Project Overview

Moving Down the Line | Danny Thomas Eastbound Trolley Station

The artwork chronicles the journey of blues music up Highway 61 from the Mississippi cotton fields, front porches, churches, and juke joints to Beale Street in Memphis.

The artwork at the Danny Thomas Eastbound Trolley Station was designed by Memphis artist Carol DeForest. The artwork for this station is titled Moving Down the Line and depicts several legendary blues singers and the journey of blues music up Highway 61 from the Mississippi cotton fields, front porches, churches, and juke joints to Beale Street in Memphis. These scenes from the history of blues are depicted in stone mosaics on the floor of the trolley station on Madison Avenue. Embedded on the floor are four square mosaics with portraits of the blues musicians and singers including Ma Rainey, Bukka White, Hammy Nixon, and Mose Vinson.
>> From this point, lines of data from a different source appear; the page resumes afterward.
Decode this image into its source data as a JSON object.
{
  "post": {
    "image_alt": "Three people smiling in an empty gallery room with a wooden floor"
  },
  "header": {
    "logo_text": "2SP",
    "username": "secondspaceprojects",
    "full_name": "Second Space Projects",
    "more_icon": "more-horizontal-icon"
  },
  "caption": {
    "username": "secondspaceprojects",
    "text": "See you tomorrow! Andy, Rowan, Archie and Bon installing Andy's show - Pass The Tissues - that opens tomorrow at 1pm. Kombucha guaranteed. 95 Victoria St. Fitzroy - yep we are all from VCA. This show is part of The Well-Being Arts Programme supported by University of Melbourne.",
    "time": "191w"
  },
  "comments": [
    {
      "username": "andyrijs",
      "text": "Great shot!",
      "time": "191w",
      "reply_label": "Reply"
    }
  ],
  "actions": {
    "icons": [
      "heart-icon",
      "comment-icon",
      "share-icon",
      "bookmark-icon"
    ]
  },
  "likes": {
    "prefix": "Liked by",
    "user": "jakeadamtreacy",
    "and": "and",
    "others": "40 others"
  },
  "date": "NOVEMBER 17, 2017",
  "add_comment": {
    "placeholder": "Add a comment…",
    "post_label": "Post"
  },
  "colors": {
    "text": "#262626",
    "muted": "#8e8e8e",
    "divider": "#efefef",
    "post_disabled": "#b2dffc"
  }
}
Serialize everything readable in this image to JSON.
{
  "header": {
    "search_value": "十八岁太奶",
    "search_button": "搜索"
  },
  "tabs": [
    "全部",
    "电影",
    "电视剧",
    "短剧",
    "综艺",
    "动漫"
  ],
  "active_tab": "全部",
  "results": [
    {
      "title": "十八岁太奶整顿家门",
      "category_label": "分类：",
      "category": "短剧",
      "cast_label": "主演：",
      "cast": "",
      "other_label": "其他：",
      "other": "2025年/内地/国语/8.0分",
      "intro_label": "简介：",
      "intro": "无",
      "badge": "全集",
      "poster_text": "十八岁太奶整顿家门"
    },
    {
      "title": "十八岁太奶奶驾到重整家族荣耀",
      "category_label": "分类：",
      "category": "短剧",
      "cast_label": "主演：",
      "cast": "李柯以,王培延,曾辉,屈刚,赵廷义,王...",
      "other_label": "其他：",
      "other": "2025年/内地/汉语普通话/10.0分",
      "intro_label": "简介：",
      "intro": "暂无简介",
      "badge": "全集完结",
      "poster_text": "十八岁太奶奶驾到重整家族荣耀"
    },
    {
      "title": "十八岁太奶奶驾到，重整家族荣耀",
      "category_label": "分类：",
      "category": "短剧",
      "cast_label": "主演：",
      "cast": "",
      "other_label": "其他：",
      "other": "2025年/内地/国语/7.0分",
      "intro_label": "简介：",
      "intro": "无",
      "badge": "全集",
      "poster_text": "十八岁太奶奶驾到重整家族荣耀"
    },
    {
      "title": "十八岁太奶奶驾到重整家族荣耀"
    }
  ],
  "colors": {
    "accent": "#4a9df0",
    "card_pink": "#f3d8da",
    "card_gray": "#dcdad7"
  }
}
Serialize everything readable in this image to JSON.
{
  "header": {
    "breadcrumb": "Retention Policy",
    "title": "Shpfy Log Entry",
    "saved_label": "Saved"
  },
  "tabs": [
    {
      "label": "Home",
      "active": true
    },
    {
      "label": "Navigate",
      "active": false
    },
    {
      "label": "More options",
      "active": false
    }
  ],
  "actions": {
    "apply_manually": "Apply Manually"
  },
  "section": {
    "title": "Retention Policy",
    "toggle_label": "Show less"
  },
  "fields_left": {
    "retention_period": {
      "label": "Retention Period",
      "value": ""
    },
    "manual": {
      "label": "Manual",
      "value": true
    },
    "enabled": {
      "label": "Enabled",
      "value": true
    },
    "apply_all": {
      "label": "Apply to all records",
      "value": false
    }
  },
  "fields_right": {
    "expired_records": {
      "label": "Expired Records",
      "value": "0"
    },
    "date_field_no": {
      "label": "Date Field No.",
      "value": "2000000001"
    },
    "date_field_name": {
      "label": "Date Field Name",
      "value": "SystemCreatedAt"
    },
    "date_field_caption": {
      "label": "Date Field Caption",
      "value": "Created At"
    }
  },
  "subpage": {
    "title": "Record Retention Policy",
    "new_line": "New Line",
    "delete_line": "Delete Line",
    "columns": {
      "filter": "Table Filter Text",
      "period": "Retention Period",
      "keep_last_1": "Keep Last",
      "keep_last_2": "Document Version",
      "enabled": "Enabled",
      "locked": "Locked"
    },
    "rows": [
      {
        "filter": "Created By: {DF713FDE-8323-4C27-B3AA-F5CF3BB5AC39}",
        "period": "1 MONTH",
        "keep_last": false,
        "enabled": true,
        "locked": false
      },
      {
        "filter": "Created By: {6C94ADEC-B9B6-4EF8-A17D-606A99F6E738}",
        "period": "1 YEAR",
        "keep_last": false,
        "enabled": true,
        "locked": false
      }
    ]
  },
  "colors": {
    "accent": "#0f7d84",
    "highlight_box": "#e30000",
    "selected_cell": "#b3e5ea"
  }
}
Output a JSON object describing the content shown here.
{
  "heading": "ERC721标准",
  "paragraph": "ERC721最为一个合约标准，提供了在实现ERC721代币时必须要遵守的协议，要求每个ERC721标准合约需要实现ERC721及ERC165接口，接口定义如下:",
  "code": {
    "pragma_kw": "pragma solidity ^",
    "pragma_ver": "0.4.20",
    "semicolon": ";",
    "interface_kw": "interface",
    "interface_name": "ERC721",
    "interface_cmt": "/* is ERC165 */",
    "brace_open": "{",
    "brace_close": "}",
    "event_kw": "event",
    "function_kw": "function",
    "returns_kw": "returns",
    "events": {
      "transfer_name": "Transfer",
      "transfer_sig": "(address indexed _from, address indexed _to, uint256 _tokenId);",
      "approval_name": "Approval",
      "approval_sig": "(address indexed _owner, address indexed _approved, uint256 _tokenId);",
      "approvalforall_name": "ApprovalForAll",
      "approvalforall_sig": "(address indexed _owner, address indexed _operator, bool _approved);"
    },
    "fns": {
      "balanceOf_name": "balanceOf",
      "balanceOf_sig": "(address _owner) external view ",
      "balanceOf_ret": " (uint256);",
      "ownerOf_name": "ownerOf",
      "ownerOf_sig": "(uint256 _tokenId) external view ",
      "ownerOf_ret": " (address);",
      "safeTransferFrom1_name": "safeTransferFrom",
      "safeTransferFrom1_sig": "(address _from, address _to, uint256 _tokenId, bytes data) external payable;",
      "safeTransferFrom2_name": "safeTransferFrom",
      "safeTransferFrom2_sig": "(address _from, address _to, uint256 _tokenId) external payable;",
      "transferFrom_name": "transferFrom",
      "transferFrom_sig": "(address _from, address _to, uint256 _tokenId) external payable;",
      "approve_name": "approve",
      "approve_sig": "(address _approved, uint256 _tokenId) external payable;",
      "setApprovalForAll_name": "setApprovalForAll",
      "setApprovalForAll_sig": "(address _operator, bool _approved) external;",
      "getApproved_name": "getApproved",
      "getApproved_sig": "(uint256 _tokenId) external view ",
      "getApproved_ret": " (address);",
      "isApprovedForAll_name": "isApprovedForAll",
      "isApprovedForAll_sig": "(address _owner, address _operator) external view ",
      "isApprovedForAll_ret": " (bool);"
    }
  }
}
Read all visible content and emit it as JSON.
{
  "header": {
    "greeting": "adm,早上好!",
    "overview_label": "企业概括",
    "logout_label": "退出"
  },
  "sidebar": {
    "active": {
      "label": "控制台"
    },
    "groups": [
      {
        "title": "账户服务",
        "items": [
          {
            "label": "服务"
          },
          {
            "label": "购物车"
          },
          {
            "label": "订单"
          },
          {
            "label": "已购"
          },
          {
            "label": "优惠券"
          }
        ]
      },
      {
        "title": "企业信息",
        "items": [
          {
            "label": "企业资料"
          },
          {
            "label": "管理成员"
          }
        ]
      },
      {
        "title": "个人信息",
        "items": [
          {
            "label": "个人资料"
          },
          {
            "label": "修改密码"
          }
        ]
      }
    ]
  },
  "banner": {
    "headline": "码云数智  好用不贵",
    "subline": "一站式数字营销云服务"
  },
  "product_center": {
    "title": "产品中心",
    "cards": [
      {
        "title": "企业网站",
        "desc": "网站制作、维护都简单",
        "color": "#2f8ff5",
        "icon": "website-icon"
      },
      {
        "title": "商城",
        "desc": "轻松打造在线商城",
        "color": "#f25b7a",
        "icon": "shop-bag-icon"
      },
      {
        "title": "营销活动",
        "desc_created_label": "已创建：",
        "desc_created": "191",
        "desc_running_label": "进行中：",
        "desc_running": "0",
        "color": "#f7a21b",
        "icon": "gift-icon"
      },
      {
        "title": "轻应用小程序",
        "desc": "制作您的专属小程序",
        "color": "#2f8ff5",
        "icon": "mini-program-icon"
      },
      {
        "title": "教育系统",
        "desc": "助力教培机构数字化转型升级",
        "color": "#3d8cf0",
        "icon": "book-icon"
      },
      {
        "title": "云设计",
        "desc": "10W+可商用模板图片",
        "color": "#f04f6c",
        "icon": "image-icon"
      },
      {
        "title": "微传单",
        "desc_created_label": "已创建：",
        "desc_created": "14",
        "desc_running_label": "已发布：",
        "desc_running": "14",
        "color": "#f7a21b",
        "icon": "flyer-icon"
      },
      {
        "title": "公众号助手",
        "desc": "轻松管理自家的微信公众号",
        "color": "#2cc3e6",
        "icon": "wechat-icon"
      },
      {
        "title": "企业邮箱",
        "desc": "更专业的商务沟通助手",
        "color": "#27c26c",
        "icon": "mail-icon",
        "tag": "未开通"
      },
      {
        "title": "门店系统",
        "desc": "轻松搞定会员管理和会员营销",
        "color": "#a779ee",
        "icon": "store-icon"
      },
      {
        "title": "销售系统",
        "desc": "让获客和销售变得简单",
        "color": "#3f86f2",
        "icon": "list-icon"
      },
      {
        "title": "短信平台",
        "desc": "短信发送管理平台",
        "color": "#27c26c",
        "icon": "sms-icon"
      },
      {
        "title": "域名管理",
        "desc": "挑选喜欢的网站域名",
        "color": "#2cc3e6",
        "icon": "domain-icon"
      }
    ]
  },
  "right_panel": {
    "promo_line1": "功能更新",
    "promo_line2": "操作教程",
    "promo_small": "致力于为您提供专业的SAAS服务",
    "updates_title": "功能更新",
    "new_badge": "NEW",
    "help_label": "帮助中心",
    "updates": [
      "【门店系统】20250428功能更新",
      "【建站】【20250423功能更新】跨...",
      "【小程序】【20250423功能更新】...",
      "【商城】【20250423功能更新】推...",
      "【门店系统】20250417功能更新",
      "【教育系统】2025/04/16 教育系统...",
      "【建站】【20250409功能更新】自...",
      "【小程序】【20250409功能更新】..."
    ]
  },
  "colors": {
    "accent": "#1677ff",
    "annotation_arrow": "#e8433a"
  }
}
DeForest also used a line of music from a B.B. King song for the sculptures on the roof of the station.

 

About the Artist

Carol DeForest

Deforest was born in Tennessee, but she spent the first part of her life in Texas, where she was greatly influenced by Latin culture. She moved back to Tennessee to attend Rhodes College, receiving a BFA in art. She also attended Memphis College of Art where she earned a BFA in clay. She has been a working artist for almost 40 years in Memphis, TN

During her career as an artist, Carol DeForest has completed several works of public art with the UrbanArt Commission. DeForest frequently utilizes found objects and natural materials in her work to create abstract images that reference nature.  DeForest currently lives and works in Memphis.